Saturday, August 23, 2014

Going crazy with Knudsen

I should be used to seeing pictures of aspics by now. I really should! For some reason, everyone in the '50s apparently thought it was a great idea to glue all manner of savory items together with gelatin and make them in a mold for a more impressive presentation, so I have seen dozens of pictures. Yet this "Corned Beef Salad Loaf" picture (from the 1959 pamphlet "Knudsen Recipes") gave me a shiver:


Then I realized that on some level I was remembering an unhappy event from my childhood when I ate a red popsicle and barfed shortly thereafter. The chunky, reddish mass in the picture nudged the corner of my brain holding onto that event (because obviously being sick is a memory I will want to treasure forever). So if someone had molded my barf into a loaf and decorated it with hard-cooked eggs, pimento slices, and parsley for their own nefarious purposes, it would have kind of looked like this.

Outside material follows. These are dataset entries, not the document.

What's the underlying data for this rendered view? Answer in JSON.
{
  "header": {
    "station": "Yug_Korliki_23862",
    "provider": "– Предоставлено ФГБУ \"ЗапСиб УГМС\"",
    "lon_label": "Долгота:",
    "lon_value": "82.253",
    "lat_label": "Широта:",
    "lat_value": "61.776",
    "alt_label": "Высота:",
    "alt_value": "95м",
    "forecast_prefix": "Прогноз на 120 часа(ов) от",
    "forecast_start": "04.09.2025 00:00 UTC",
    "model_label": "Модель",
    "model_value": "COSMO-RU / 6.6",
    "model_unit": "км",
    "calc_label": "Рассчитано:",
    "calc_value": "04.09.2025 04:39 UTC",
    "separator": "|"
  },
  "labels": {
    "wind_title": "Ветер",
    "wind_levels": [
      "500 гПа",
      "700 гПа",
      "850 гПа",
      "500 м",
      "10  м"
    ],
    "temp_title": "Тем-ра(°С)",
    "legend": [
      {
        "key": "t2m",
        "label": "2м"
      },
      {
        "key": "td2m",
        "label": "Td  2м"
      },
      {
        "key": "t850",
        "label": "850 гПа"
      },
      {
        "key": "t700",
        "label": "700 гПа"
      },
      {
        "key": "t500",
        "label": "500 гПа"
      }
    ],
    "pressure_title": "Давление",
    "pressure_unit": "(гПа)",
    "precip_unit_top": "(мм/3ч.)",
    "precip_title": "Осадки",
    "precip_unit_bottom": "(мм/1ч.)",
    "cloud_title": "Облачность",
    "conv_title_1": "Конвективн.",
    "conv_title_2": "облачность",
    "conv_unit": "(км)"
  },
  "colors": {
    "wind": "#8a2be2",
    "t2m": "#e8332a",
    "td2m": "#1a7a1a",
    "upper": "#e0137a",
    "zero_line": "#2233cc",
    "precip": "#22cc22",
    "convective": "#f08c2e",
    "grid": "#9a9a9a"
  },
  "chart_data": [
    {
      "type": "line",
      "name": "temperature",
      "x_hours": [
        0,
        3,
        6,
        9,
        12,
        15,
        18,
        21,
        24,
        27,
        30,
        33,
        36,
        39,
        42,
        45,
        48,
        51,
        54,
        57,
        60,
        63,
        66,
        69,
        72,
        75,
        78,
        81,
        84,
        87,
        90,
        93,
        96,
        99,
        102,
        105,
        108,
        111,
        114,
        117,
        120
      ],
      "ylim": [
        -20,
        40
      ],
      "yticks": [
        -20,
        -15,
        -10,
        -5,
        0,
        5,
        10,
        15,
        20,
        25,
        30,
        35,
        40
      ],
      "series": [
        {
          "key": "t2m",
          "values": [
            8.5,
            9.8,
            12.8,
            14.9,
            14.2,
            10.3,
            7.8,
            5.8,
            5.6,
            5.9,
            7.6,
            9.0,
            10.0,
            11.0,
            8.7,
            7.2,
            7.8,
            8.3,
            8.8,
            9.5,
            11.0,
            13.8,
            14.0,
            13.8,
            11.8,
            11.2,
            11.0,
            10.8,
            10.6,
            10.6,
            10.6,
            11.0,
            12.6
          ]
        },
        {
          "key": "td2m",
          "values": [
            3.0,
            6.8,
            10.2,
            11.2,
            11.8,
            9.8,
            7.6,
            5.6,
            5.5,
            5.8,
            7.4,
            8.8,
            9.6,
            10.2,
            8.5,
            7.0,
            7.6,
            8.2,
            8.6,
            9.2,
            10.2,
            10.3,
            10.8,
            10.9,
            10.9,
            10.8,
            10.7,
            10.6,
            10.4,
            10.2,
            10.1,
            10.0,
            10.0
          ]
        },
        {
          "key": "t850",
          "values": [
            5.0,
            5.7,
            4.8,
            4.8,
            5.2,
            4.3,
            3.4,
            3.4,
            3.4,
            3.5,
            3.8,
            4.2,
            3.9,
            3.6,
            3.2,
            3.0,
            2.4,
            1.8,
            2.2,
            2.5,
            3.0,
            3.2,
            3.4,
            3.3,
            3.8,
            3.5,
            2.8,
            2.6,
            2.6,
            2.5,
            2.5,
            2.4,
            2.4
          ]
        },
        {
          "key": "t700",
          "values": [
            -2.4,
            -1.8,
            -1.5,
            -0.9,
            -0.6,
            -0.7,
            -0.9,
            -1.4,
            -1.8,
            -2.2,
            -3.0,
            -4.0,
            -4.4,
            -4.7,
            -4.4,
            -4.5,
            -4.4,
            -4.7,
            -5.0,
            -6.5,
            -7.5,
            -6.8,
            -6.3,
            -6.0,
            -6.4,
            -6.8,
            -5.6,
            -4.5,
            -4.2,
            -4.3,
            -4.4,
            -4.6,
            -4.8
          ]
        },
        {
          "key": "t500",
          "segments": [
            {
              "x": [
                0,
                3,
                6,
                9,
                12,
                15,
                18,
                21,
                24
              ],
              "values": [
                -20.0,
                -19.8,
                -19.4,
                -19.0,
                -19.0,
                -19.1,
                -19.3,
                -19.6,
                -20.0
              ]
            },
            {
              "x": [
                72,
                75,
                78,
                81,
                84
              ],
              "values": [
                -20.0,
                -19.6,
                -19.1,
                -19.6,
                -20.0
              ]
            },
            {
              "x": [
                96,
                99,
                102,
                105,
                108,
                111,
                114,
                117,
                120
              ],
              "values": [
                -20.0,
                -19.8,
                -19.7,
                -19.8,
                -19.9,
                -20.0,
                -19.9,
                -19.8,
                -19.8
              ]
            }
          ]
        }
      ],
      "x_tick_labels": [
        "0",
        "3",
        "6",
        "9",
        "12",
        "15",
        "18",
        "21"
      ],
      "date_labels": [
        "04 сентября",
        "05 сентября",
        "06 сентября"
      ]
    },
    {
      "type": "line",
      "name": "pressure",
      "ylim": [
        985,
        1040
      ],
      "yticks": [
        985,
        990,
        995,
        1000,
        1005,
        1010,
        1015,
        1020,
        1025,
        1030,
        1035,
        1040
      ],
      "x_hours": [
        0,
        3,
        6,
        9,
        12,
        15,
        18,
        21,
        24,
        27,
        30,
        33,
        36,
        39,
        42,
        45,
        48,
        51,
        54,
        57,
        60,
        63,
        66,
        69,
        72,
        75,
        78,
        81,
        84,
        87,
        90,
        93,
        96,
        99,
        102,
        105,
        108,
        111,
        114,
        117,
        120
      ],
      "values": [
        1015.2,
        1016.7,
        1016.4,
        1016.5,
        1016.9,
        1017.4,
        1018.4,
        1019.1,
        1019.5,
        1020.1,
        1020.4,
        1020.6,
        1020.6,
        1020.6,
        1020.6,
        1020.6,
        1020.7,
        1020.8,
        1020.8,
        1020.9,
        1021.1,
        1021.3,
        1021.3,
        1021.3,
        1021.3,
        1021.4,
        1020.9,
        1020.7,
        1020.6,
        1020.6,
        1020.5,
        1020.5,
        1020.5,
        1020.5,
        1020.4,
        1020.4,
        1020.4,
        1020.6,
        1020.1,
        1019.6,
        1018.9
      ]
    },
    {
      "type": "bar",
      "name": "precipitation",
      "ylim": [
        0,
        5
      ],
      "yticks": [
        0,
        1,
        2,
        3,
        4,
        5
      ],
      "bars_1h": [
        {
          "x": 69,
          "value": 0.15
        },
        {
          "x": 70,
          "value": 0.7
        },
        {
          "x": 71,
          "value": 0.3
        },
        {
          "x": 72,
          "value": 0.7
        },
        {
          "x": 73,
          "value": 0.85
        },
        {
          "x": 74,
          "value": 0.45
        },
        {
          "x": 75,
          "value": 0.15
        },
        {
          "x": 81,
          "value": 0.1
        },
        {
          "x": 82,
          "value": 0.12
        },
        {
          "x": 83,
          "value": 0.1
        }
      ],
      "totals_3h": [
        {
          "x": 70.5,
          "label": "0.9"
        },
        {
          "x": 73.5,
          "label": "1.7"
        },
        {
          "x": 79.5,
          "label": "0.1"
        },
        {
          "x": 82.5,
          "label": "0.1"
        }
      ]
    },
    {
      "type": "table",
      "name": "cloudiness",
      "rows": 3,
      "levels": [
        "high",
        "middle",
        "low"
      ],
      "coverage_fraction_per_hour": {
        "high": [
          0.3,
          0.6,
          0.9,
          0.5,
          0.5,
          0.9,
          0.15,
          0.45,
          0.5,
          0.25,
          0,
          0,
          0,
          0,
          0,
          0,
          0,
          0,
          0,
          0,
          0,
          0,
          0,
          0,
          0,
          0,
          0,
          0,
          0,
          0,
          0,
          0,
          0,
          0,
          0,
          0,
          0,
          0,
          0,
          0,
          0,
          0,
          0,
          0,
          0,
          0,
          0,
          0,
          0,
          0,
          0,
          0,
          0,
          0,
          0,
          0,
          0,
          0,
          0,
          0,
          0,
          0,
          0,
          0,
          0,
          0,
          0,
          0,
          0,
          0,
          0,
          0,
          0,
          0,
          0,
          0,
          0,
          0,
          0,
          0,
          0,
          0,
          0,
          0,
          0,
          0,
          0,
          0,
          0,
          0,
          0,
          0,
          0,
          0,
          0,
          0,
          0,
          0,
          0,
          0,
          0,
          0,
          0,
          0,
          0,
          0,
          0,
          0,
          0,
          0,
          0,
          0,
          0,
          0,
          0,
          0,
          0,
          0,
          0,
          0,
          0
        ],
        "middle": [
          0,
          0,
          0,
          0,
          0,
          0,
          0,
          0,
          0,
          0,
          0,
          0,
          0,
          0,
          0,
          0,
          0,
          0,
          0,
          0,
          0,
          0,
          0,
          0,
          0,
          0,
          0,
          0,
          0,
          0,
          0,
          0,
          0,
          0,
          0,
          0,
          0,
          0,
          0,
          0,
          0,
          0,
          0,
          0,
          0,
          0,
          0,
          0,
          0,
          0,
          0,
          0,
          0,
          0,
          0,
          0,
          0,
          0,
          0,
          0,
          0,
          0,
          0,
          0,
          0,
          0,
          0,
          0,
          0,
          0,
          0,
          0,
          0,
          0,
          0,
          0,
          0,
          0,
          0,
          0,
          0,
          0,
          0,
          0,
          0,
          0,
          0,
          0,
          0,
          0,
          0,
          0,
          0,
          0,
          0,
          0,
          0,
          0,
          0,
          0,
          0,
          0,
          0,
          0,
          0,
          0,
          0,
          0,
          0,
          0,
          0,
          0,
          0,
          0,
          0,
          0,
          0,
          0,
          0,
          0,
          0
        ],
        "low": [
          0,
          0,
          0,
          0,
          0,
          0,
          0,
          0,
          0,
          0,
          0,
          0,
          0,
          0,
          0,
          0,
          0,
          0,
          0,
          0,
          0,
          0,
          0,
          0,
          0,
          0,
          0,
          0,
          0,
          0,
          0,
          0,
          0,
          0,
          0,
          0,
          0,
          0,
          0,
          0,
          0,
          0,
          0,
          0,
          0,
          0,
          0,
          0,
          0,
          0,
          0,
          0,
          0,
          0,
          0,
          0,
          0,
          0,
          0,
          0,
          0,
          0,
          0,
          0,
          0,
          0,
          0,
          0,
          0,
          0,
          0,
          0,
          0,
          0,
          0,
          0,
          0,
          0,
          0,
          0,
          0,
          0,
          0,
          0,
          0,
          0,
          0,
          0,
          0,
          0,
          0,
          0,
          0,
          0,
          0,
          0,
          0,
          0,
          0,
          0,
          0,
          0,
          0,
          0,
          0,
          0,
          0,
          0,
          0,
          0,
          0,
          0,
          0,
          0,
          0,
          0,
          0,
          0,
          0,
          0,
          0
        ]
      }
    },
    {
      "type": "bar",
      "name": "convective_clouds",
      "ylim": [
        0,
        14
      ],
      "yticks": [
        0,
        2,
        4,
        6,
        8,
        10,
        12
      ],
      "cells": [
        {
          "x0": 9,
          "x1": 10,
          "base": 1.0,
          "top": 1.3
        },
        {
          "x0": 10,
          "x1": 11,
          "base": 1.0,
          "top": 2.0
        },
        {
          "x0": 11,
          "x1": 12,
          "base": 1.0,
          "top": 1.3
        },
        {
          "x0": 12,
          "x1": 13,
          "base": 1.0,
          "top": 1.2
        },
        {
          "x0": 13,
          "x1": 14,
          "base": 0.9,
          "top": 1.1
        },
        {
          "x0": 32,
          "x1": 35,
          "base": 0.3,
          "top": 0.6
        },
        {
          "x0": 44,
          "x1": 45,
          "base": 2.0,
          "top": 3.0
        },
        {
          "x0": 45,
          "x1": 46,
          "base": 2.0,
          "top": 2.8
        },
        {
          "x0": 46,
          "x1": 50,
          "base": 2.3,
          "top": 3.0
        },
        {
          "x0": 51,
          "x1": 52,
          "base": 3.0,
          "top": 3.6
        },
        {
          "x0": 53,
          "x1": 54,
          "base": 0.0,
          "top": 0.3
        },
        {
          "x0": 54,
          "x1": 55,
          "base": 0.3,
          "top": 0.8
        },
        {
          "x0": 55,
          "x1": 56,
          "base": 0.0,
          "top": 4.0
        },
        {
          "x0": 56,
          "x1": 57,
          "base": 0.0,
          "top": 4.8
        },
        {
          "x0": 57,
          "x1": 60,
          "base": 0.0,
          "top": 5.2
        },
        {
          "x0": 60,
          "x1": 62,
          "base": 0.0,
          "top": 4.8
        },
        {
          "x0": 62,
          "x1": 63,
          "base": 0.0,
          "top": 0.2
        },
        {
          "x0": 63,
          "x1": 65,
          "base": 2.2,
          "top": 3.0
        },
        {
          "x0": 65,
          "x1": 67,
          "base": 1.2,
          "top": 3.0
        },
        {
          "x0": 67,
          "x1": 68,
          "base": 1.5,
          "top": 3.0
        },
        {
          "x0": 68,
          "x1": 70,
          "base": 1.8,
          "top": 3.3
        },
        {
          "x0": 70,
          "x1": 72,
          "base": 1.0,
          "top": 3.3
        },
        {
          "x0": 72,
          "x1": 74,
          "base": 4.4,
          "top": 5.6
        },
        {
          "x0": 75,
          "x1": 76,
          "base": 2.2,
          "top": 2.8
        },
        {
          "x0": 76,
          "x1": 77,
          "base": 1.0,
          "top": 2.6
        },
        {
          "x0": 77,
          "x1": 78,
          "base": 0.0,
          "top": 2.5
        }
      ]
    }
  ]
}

Now the actual recipe will sound delicious by comparison (which is pretty much the only way most aspic recipes will ever sound delicious):


Congealed corned beef, celery, horseradish, and cottage cheese: better than vomit! (I should work in advertising.)

Another recipe on the same page just left me feeling puzzled. It looks fine:


Looks like a pretty standard chef salad-type mixture: meat, tomatoes, and hard-cooked eggs on a bed of lettuce. Why is it in a skillet, though?

Because it is "Hot Salad Meal in Skillet." (Now that's a title! "Hot Salad Meal"? It makes me think of the "bone meal" or "fish meal" I see as an ingredient in pet food. Terribly appetizing. I imagine going to the grocery store, requesting a bag of salad meal, and getting a bag full of powdered bits of lettuce that were too slimy, wilted, discolored, misshapen, etc. to put in the bags of salad mix. Then I could take the dark green powder home to dump in a skillet and heat, for some reason that I can't imagine. But I digress....)

How does one make "Hot Salad Meal in Skillet"? Okay, not the way I've just imagined:


I get the first part; it's just a simple tossed salad (with cottage cheese because Knudsen). The part that has me baffled is the sauce. Basically, once the salad is ready, you're supposed to throw the whole thing into hot, lightly seasoned water with lemon? I've never thought a tossed salad would be improved by a brief dip in boiling water, but maybe there's something I'm missing here? Is it supposed to thin the sour cream added at the very end? Maybe diners are expected to prefer wilted lettuce? This recipe seems perfectly reasonable until the sudden turn at the end. At least the corned beef salad loaf has the decency to sound weird all the way through.

Programming note: I've been posting on Wednesdays and Saturdays for the last few months. My teaching schedule is changing again, so I'll be switching from Wednesdays to Tuesdays.